Jenis lempeng divergen yang lebih lambat dan berbeda terjadi di belakang busur
magmatik yang berasosiasi dengan subduksi. Back-arc magmatism mirip dengan mid-
ocean ridge magmatism. Back-arc spreading lebih lambat, volkanisme lebih tidak
normal, dan tidak produktif. Terkadang, rifting yang terjadi di belakang busur benua
(continental arc), dan bagian vulkanik terpisah dari benua sebagai batas laut yang
terbentuk pada back-arc spreading. Contoh proses ini diyakini yang memisahkan Jepang
dengan daratan Asia.

Walaupun magmatisme umumnya terkonsentrasi di batas lempeng, beberapa


aktivitas magmatis juga terjadi pada lempeng, baik lempeng samudra, maupun benua.

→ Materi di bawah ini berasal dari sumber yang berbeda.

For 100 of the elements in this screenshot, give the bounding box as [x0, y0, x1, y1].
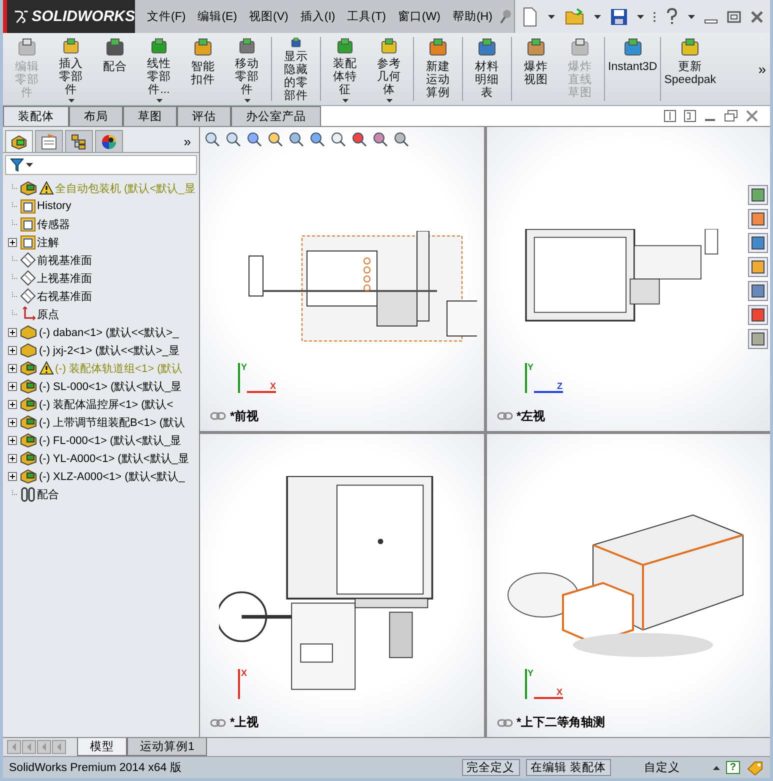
ribbon-button[interactable]: 材料明细表	[465, 33, 509, 105]
tree-item[interactable]: 传感器	[37, 216, 70, 232]
ribbon-button[interactable]: 移动零部件	[225, 33, 269, 105]
tree-item[interactable]: 原点	[37, 306, 59, 322]
viewport[interactable]: Y X *上下二等角轴测	[486, 434, 770, 737]
caret-up-icon[interactable]	[712, 766, 720, 770]
viewport[interactable]: Y Z *左视	[486, 127, 770, 430]
tree-item[interactable]: (-) YL-A000<1> (默认<默认_显	[39, 450, 189, 466]
ribbon-button[interactable]: 参考几何体	[367, 33, 411, 105]
axis-label: X	[247, 382, 276, 392]
tree-item[interactable]: (-) 装配体温控屏<1> (默认<	[39, 396, 174, 412]
caret-icon[interactable]	[636, 14, 644, 18]
maximize-icon[interactable]	[726, 10, 741, 24]
ribbon-button[interactable]: 插入零部件	[49, 33, 93, 105]
split-vertical-icon[interactable]	[684, 110, 696, 122]
link-icon	[496, 411, 512, 421]
model-tab[interactable]: 模型	[77, 738, 127, 756]
viewport[interactable]: Y X *前视	[200, 127, 484, 430]
ds-logo-icon	[13, 8, 30, 24]
expand-icon[interactable]	[8, 364, 16, 372]
view-name: *上下二等角轴测	[516, 714, 606, 731]
tree-item[interactable]: 右视基准面	[37, 288, 92, 304]
command-tab[interactable]: 布局	[69, 106, 123, 126]
ribbon-button[interactable]: 线性零部件...	[137, 33, 181, 105]
tree-item[interactable]: (-) XLZ-A000<1> (默认<默认_	[39, 468, 185, 484]
plane-icon	[20, 252, 36, 268]
ribbon-button[interactable]: 新建运动算例	[416, 33, 460, 105]
expand-icon[interactable]	[8, 472, 16, 480]
menu-item[interactable]: 插入(I)	[294, 9, 342, 24]
panel-tab[interactable]	[35, 130, 63, 152]
panel-tab[interactable]	[65, 130, 93, 152]
expand-icon[interactable]	[8, 400, 16, 408]
ribbon-button[interactable]: 更新 Speedpak	[663, 33, 718, 105]
panel-tab[interactable]	[5, 130, 33, 152]
menu-item[interactable]: 视图(V)	[243, 9, 294, 24]
units-selector[interactable]: 自定义	[616, 760, 707, 775]
expand-icon[interactable]	[8, 382, 16, 390]
split-horizontal-icon[interactable]	[664, 110, 676, 122]
tree-item[interactable]: 前视基准面	[37, 252, 92, 268]
command-tab[interactable]: 办公室产品	[231, 106, 321, 126]
close-icon[interactable]	[746, 110, 758, 122]
grip-icon[interactable]	[652, 10, 656, 22]
tree-item[interactable]: 配合	[37, 486, 59, 502]
ribbon-button[interactable]: 爆炸视图	[514, 33, 558, 105]
tree-item[interactable]: (-) jxj-2<1> (默认<<默认>_显	[39, 342, 180, 358]
caret-icon[interactable]	[688, 14, 695, 18]
help-button[interactable]: ?	[726, 761, 740, 774]
zoom-area-icon[interactable]	[225, 131, 241, 147]
expand-icon[interactable]	[8, 238, 16, 246]
new-document-icon[interactable]	[521, 6, 540, 26]
tree-item[interactable]: 注解	[37, 234, 59, 250]
ribbon-button[interactable]: 配合	[93, 33, 137, 105]
menu-item[interactable]: 编辑(E)	[192, 9, 244, 24]
link-icon	[496, 718, 512, 728]
save-icon[interactable]	[610, 8, 628, 26]
ribbon-button[interactable]: 智能扣件	[181, 33, 225, 105]
caret-icon	[386, 99, 392, 103]
tree-item[interactable]: (-) FL-000<1> (默认<默认_显	[39, 432, 182, 448]
help-icon[interactable]	[664, 8, 679, 26]
configuration-icon	[70, 134, 88, 150]
tree-item[interactable]: History	[37, 200, 72, 212]
tree-item[interactable]: (-) 上带调节组装配B<1> (默认	[39, 414, 186, 430]
command-tab[interactable]: 装配体	[3, 106, 69, 126]
ribbon-button[interactable]: Instant3D	[607, 33, 658, 105]
axis-label: Y	[524, 362, 534, 392]
ribbon-button[interactable]: 装配体特征	[323, 33, 367, 105]
assembly-icon	[20, 360, 38, 376]
tree-item[interactable]: (-) daban<1> (默认<<默认>_	[39, 324, 179, 340]
model-tab[interactable]: 运动算例1	[127, 738, 208, 756]
expand-icon[interactable]	[8, 328, 16, 336]
tree-item[interactable]: 上视基准面	[37, 270, 92, 286]
caret-icon[interactable]	[548, 14, 556, 18]
caret-icon[interactable]	[594, 14, 601, 18]
caret-icon	[342, 99, 348, 103]
menu-item[interactable]: 窗口(W)	[392, 9, 446, 24]
filter-bar[interactable]	[5, 155, 197, 175]
panel-tab[interactable]	[95, 130, 123, 152]
close-icon[interactable]	[750, 10, 764, 24]
viewport[interactable]: X *上视	[200, 434, 484, 737]
restore-icon[interactable]	[724, 110, 738, 122]
menu-item[interactable]: 文件(F)	[141, 9, 192, 24]
more-button[interactable]: »	[754, 33, 770, 105]
view-name: *前视	[230, 408, 259, 424]
command-tab[interactable]: 评估	[177, 106, 231, 126]
zoom-fit-icon[interactable]	[204, 131, 220, 147]
origin-icon	[20, 306, 36, 322]
command-tab[interactable]: 草图	[123, 106, 177, 126]
tree-item[interactable]: (-) SL-000<1> (默认<默认_显	[39, 378, 182, 394]
tag-icon[interactable]	[746, 760, 764, 776]
ribbon-button[interactable]: 显示隐藏的零部件	[274, 33, 318, 105]
menu-item[interactable]: 工具(T)	[341, 9, 392, 24]
expand-icon[interactable]	[8, 454, 16, 462]
menu-item[interactable]: 帮助(H)	[446, 9, 498, 24]
filter-icon	[10, 158, 24, 172]
expand-icon[interactable]	[8, 436, 16, 444]
expand-icon[interactable]	[8, 346, 16, 354]
expand-button[interactable]: »	[178, 130, 197, 152]
expand-icon[interactable]	[8, 418, 16, 426]
plane-icon	[20, 270, 36, 286]
open-folder-icon[interactable]	[564, 8, 584, 26]
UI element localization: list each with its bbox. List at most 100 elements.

Produk yang dihasilkan biasanya bersifat basaltik namun lebih basa dibanding dengan
basalt di pematang tengah samudra. Beberapa dari bentuk ini menunjukkan pola aktivitas
magmatis progresif yang lebih muda yang searah. Arah ini berkorelasi dengan
pergerakan lempeng yang menunjukkan bahwa lempeng bergerak pada hotspot atau
mantle plume. Aktivitas antar lempeng pada lempeng benua lebih bervariasi dibanding
lepmeng samudra. Ini mencerminkan bahwa kerak benua lebih beragam dan kompleks
sekaligus dengan subcontinental mantle. Sebagian besar batuan beku khusus, seperti
kimberlites dan carbonatites, terdapat di bagian benua.